22. February 2011 15:46
The latest National Pricing Indicator report from Market Rates Insight reveals that both the maximum and minimum APYs for deposit products continue to decline, pushing the average APY closer to bottom rates, especially for liquid accounts.
According to the latest findings, in the last six months from August 2010 to February 2011, the national maximum APY for term accounts dropped from 2.21 percent to 1.85 percent, a decrease of 36 bps or 16 percent. At the same time, the minimum APY for term accounts dropped from 0.25 percent in August of 2010 to 0.14 percent in February, a decrease of 11 bps or 45 percent. These decreases pushed the national average APY down 21 bps, from 0.96 percent in August to 0.75 percent in February (see Figure 1).
The maximum APY for liquid accounts also declined in the last six months from 1.62 percent to 1.49 percent, a decrease of 14 bps or 8 percent.

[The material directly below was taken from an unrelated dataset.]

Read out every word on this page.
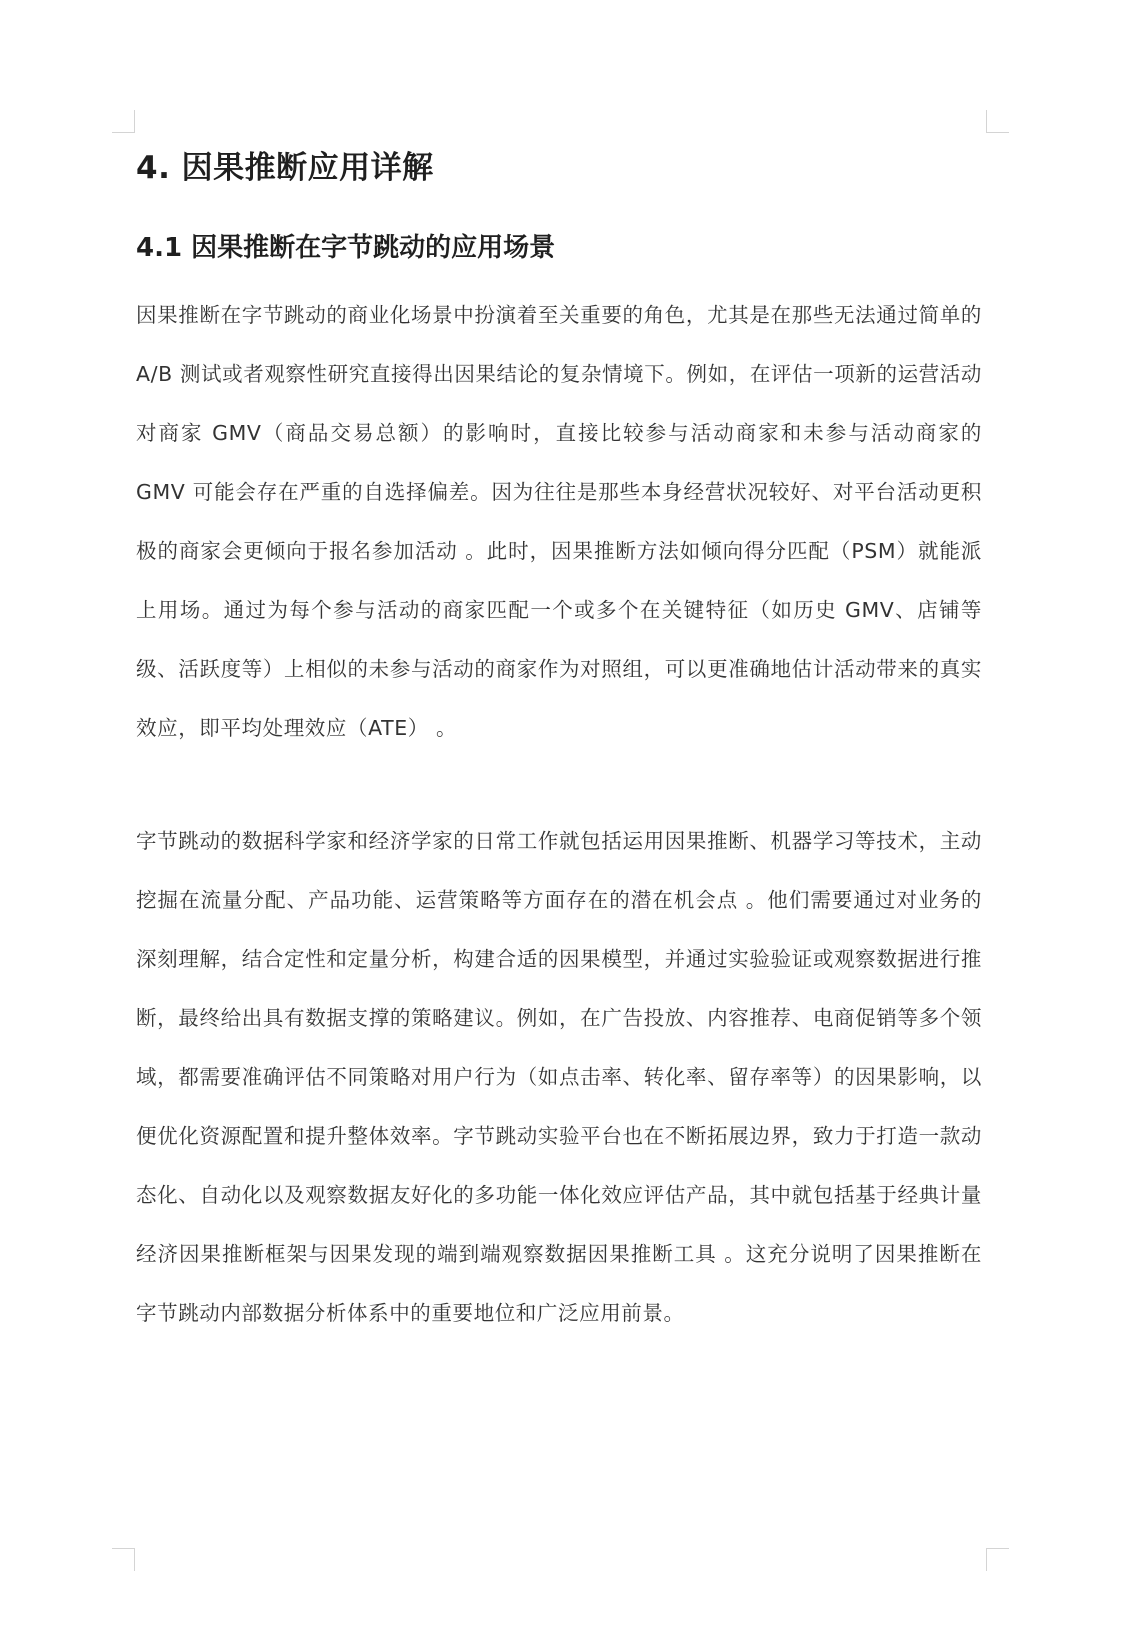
4. 因果推断应用详解
4.1 因果推断在字节跳动的应用场景

因果推断在字节跳动的商业化场景中扮演着至关重要的角色，尤其是在那些无法通过简单的 A/B 测试或者观察性研究直接得出因果结论的复杂情境下。例如，在评估一项新的运营活动对商家 GMV（商品交易总额）的影响时，直接比较参与活动商家和未参与活动商家的 GMV 可能会存在严重的自选择偏差。因为往往是那些本身经营状况较好、对平台活动更积极的商家会更倾向于报名参加活动 。此时，因果推断方法如倾向得分匹配（PSM）就能派上用场。通过为每个参与活动的商家匹配一个或多个在关键特征（如历史 GMV、店铺等级、活跃度等）上相似的未参与活动的商家作为对照组，可以更准确地估计活动带来的真实效应，即平均处理效应（ATE） 。

字节跳动的数据科学家和经济学家的日常工作就包括运用因果推断、机器学习等技术，主动挖掘在流量分配、产品功能、运营策略等方面存在的潜在机会点 。他们需要通过对业务的深刻理解，结合定性和定量分析，构建合适的因果模型，并通过实验验证或观察数据进行推断，最终给出具有数据支撑的策略建议。例如，在广告投放、内容推荐、电商促销等多个领域，都需要准确评估不同策略对用户行为（如点击率、转化率、留存率等）的因果影响，以便优化资源配置和提升整体效率。字节跳动实验平台也在不断拓展边界，致力于打造一款动态化、自动化以及观察数据友好化的多功能一体化效应评估产品，其中就包括基于经典计量经济因果推断框架与因果发现的端到端观察数据因果推断工具 。这充分说明了因果推断在字节跳动内部数据分析体系中的重要地位和广泛应用前景。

The minimum APY did not change as it is near zero at 0.01 percent.
The decrease in the maximum APY pushed the national average APY for liquid accounts closer to the minimum level – from 0.26 percent to 0.21 percent or a drop of 5 bps (see Figure 2).
What this indicates is that financial institutions are lowering their interest expenses, especially on their highest yield products. Rollover maturing CDs are now yielding 36 bps less on the top rates, and 21 bps less on the average rate than they did six months ago.